In January, the acting director of ICE, Matthew Albence, said that if the Court eliminated DACA, the agency could “actually effectuate” outstanding deportation orders for recipients. The brief noted that the acting secretary of the Department of Homeland Security, Chad Wolf, made “similar statements” before a Senate hearing in March.
Those recipients who have orders of removal are estimated to be in the tens of thousands, according to ProPublica, which revealed in an article that ICE could access their personal information. These days, people are caught up in numbers, whether they be the rising death toll or the front-line workers who are Dreamers.
“The numbers fail to portray the true picture,” said Naveed, the registered nurse. “Each of those 27,000 impact thousands of people who contribute to neighborhoods, communities, schools and societies.”
She added: “The reality is that [we have] sanitation workers that are keeping communities clean, we have delivery workers, grocery store workers who make sure that people are fed at home.”

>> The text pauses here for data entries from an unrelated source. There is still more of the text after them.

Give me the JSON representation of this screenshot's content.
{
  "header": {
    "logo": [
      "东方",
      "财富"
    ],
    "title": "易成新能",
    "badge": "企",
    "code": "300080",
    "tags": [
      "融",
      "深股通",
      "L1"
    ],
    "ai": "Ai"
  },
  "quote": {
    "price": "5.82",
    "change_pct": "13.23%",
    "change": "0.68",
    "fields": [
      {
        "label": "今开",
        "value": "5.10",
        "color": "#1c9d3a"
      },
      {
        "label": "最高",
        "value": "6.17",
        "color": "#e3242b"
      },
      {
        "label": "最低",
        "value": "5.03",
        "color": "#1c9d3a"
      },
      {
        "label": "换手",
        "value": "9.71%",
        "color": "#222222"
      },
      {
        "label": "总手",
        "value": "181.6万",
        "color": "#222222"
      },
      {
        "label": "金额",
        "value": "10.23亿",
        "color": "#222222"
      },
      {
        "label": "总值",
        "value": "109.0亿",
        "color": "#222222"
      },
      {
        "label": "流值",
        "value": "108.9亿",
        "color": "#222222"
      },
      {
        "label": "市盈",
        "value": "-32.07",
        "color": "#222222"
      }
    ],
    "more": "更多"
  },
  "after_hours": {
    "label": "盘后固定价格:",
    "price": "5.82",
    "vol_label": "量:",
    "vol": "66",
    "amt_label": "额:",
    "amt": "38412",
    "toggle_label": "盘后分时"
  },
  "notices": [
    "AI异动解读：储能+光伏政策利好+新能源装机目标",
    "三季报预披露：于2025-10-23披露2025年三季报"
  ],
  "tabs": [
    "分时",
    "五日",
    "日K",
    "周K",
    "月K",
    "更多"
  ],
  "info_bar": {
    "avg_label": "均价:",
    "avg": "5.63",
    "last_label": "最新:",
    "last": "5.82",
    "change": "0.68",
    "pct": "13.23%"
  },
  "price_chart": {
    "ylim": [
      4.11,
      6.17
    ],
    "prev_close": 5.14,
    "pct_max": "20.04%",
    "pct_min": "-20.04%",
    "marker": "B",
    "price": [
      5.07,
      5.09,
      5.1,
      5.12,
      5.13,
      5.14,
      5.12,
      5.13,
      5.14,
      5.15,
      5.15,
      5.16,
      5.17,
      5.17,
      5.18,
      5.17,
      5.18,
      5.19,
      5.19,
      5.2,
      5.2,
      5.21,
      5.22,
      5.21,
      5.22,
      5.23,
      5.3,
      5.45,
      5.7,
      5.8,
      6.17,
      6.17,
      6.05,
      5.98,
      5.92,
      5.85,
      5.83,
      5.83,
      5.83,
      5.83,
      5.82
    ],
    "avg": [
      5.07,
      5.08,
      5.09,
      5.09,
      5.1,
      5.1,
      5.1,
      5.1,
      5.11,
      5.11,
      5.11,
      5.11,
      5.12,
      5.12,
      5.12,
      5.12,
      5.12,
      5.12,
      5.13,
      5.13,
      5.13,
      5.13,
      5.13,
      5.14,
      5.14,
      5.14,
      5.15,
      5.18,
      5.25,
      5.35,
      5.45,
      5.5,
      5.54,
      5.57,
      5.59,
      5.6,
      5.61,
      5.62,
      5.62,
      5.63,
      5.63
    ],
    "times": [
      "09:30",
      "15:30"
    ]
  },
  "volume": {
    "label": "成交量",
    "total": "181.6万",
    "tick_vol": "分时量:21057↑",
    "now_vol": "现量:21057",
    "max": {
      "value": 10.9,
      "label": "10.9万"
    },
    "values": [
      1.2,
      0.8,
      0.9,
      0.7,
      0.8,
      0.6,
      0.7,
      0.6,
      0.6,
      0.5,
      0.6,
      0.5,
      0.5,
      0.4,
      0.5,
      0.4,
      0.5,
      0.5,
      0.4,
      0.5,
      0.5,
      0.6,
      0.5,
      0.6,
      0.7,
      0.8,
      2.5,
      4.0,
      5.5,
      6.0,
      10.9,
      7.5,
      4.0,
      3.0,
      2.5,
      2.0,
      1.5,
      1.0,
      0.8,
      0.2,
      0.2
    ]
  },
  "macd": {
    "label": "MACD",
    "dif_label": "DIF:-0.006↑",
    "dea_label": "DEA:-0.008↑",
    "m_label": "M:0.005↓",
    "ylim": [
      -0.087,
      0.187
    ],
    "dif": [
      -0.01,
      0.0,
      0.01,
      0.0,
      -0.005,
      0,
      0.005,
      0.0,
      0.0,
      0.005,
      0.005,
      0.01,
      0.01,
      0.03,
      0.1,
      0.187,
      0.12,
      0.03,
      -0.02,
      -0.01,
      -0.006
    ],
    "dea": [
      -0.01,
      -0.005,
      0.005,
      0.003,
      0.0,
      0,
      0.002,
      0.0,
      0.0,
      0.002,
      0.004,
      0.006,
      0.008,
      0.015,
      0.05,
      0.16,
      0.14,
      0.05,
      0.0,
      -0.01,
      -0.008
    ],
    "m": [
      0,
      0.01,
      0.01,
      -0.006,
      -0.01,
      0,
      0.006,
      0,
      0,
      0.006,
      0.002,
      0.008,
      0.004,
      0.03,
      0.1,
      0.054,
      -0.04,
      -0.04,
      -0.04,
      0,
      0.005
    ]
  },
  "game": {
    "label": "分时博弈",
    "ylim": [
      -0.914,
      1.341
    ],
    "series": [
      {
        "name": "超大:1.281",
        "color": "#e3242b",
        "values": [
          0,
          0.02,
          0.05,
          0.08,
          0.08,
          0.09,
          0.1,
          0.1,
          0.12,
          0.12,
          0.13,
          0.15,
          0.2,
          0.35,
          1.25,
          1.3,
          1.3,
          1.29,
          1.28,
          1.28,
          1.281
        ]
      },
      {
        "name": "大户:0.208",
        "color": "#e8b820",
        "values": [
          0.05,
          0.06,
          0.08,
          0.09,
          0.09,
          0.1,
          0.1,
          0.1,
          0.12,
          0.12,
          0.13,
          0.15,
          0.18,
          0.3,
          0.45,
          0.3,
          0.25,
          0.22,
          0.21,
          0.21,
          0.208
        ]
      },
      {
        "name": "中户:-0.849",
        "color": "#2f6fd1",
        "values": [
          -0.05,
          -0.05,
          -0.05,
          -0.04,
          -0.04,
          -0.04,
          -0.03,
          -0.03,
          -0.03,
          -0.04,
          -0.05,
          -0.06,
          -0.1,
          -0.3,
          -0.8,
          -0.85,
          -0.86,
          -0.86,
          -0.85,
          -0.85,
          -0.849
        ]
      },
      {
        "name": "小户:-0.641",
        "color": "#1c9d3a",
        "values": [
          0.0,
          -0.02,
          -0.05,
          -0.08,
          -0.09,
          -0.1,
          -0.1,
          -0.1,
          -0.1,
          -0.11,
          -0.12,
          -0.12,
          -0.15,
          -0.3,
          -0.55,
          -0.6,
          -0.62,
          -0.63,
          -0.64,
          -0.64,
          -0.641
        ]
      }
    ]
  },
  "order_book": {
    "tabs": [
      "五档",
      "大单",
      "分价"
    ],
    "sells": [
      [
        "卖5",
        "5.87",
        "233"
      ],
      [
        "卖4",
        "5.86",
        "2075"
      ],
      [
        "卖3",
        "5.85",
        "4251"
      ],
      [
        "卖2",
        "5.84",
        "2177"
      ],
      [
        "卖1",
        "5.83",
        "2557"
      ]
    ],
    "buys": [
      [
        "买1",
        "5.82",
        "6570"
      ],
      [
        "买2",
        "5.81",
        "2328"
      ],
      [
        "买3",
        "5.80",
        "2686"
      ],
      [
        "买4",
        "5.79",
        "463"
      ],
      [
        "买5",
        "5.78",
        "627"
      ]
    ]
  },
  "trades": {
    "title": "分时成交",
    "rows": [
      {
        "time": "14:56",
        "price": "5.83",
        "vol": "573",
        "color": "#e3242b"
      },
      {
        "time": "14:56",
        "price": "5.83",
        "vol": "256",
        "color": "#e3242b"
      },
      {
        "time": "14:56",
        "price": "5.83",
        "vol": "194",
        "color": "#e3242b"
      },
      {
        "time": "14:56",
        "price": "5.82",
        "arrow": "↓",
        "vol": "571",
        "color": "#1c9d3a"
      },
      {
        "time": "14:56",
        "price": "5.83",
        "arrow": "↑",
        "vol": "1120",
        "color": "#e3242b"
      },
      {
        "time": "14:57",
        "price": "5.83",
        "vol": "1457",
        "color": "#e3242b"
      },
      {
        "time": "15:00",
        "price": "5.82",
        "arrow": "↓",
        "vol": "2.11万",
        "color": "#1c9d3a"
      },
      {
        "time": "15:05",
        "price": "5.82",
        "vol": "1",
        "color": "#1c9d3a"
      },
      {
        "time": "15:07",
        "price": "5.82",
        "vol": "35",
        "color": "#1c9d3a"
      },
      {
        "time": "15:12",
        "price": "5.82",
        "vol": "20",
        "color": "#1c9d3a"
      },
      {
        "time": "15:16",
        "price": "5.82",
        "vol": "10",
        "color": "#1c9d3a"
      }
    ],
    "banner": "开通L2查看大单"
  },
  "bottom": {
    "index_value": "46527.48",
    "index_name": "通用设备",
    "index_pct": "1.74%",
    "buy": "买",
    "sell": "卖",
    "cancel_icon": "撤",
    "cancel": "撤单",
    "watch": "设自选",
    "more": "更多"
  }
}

The Center for American Progress published a study in early April that estimated the number of DACA recipients in front-line health care fields was closer to 29,000 and that the number in three essential fields—health care, food services, and education—was at 202,500 people.
“This case is about hundreds of thousands of DACA recipients and their families,” said Camila Bustos, a Yale University law student on the legal team supporting the Supreme Court case. “The moment we’re in is highlighting a particular sector because of the reality we’re living in. This has never been about health care workers, but a huge number of people who are part of our community.”
Take Gustavo Perez, 35, a Dreamer from Mexico. He and his brother were both sick with symptoms of the virus, but they did not get tested. They live across from Elmhurst Hospital in Queens, one of the hardest-hit hospitals in New York. While they lay ill in bed, they heard sirens nonstop. Now, the sounds of sirens have slowed. But both are unemployed because their dry cleaners in Upper Manhattan closed.
“I don’t have a job now and I don’t know what’s going to happen,” said Perez, who came from Mexico when he was 16. “It’s politics, what can I do?”
A.J. Yusuf, who was born in Bangladesh, is studying to be a biomedical engineer. His father, a cancer researcher, brought his family to the U.S. on an employment visa, but lost his job in the 2009 recession. Yusuf, 28, works as a community organizer for the Mayor’s Office of Immigrant Affairs.
“I’m hearing what DACA recipients are going through on an emotional level. A lot of them feel hopeless,” he said. “Many of them are considering going to Canada because they don’t see the fight moving forward. The hopelessness is very high, and it’s only been made worse by COVID-19.”
Naveed, the nurse training to be a lawyer with an interest in human rights, said she keeps that feeling at bay through her work helping the public and advocating for immigration reform. She realizes that if she were to become undocumented again, she would not be alone.
“I am literally surrounded by millions of immigrants in similar situations giving it their all,” said Naveed, who came to the country legally at age 11 from Pakistan when her sister needed life-saving medical treatment. She and her family members overstayed their visas.
Naveed said she will find a way to pursue her studies while working. “I want to do that, despite not knowing whether I will continue to stay here, because I want to leave an impact that transcends me,” she said.